These Chinese squash pancakes, traditionally made with a Cantonese squash, are whipped up with more readily available zucchini and contain peanuts, scallions, egg, and soy sauce. A marvelously savory appetizer.
This dish, a specialty of the Chiu Chow, calls for a vegetable native to southern China, the water squash, or soi guah in Cantonese. It gets its name from the fact that it is customarily planted along riverbanks, lakeshores, and the edges of fish ponds so that its vines can draw nourishing water. It’s a summer vegetable and only occasionally available in Chinese markets, but zucchini can be used in its place. The squashes have a similar texture and both are green and long, though the water squash tends to be larger, growing to 18 inches in length with a diameter of more than 3 inches. Look for zucchini about 7 inches long and weighing about 12 ounces each.–Eileen Yin-Fei Lo
Chinese Squash Pancakes
- 2 tablespoons raw peanuts
- 1 1/2 cups peeled zucchini cut into 1/2 inch (12 mm) thick slices and then cut into 1/4 inch (6 mm) wide strips
- 3 tablespoons scallions cut into 1/4 inch (6 mm) thick slices
- 1 large egg lightly beaten
- 1 tablespoon light soy sauce
- 1 1/2 teaspoons Shaoxing wine
- 4 1/2 tablespoons all-purpose flour
- 1/2 teaspoon granulated sugar
- Pinch white pepper
- 3 1/2 to 5 tablespoons peanut oil
- First, dry roast the peanuts. Heat a wok over high heat for 30 seconds. Add the peanuts, spread them in a single layer, lower the heat to medium, and let roast for 30 seconds. Turn the peanuts over and stir continuously for about 5 minutes, or until they are light brown. Turn off the heat and transfer the peanuts to a dish. Allow them to cool completely, then place them on a sheet of waxed paper and crush them with a rolling pin.
- In a large bowl, combine the peanuts, zucchini, scallions, egg, soy sauce, wine, flour, sugar, and pepper and stir until a smooth batter forms.
- Heat the wok over high heat for 1 minute.
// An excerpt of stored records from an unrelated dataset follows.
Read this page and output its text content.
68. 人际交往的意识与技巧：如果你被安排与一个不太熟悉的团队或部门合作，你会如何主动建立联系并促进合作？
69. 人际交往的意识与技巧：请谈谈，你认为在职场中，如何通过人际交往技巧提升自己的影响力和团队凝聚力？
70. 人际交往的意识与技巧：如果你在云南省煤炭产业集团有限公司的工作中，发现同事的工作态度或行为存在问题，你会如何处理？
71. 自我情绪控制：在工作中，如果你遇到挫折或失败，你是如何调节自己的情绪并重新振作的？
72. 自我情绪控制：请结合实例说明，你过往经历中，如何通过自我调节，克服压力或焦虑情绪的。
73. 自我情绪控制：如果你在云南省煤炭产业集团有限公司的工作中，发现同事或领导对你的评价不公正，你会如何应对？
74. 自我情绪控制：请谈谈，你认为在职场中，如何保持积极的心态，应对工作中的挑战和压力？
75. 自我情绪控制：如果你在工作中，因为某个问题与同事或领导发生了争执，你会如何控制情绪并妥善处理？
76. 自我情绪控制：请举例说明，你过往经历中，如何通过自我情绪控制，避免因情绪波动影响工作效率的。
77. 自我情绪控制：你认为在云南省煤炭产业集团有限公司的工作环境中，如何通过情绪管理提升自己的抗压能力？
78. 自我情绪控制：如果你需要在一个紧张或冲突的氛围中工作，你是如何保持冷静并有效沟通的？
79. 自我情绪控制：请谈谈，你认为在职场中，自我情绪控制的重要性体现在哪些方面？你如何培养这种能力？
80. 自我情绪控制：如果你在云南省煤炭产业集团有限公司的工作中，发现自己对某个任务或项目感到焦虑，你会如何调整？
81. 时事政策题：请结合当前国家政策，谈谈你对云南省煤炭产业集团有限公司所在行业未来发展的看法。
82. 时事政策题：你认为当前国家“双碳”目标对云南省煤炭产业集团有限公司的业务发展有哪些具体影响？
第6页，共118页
Add 2 1/2 tablespoons peanut oil and, using the spatula, coat the wok with the oil. If making a single pancake, pour in the batter and spread in a thin layer. Using both handles of the wok, move the wok over the burner in a circular motion so the pancake moves around as well and does not stick. Cook for about 2 1/2 minutes, or until the bottom browns. If making individual pancakes, separate the batter into 4 equal portions. Then, cook each smaller pancake, 1 at a time. Using both handles of the wok, move the wok over the burner in a circular motion so the pancake moves around as well and does not stick. Cook for about 2 1/2 minutes, or until the bottom browns.
- Slide the pancake from the wok onto a large, flat plate. Invert the pancake onto a second plate of the same size. Lift off the top plate. Slide the pancake, browned side up, back into the wok and lower the heat to medium. Cook, occasionally patting the pancake down with the spatula, for about 3 minutes. Adjust the heat as needed so that the pancake is neither undercooked nor burned, and add the remaining 1 1/2 tablespoons oil only if the pan becomes too dry and the pancake begins to stick. The pancake is done when the zucchini has softened and tiny brown spots appear on the second side.
- Turn off the heat. Slide the pancake(s) onto a heated platter, cut into wedges, and serve.
Recipe Testers’ Reviews
I made these as part of a Chinese New Year brunch that also included Asian Noodle Salad with Peanut Dressing. As suggested, I made this dish with zucchini instead of the hard-to-find and out-of-season water squash. I sought out zucchini the size and weight described, which was not hard to do. With a savory pancake such as this one, I’m always concerned about whether it will hold together, from mixing bowl to pan to dish. This batter worked beautifully and our pancakes were surprisingly easy to maneuver, visually pleasing, and a delicious melding of zucchini, peanuts, and egg, accented by scallions and soy. It was appealing in the combinations of textures and flavors.
A friend with whom I cooked did get a little bit caught up in the directions of the multiple inversions of plates in step 4. Once done properly, it was easy from there on out! I initially wondered whether a wok would be the right pan, and it turned out to be just right. The pancakes moved easily in our well-seasoned wok. We made the larger version described, then cut them into wedges. The next time, I’ll try the option of smaller, individual-size pancakes as suggested in the recipe. Though these were served as part of a Chinese brunch, they would also work well as an appetizer, passed or plated, if made in the smaller individual-serving size.
The flavors are fresh and not predictable: The peanuts, for example, are not immediately obvious, creating a surprise when first tasted. This leads to a note of caution regarding nut allergies: Since it’s not evident there are peanuts in these pancakes, it’s especially important to check with guests and friends before serving, in case of health issues they might not think to disclose if they assume the pancake is a squash-and-egg concoction.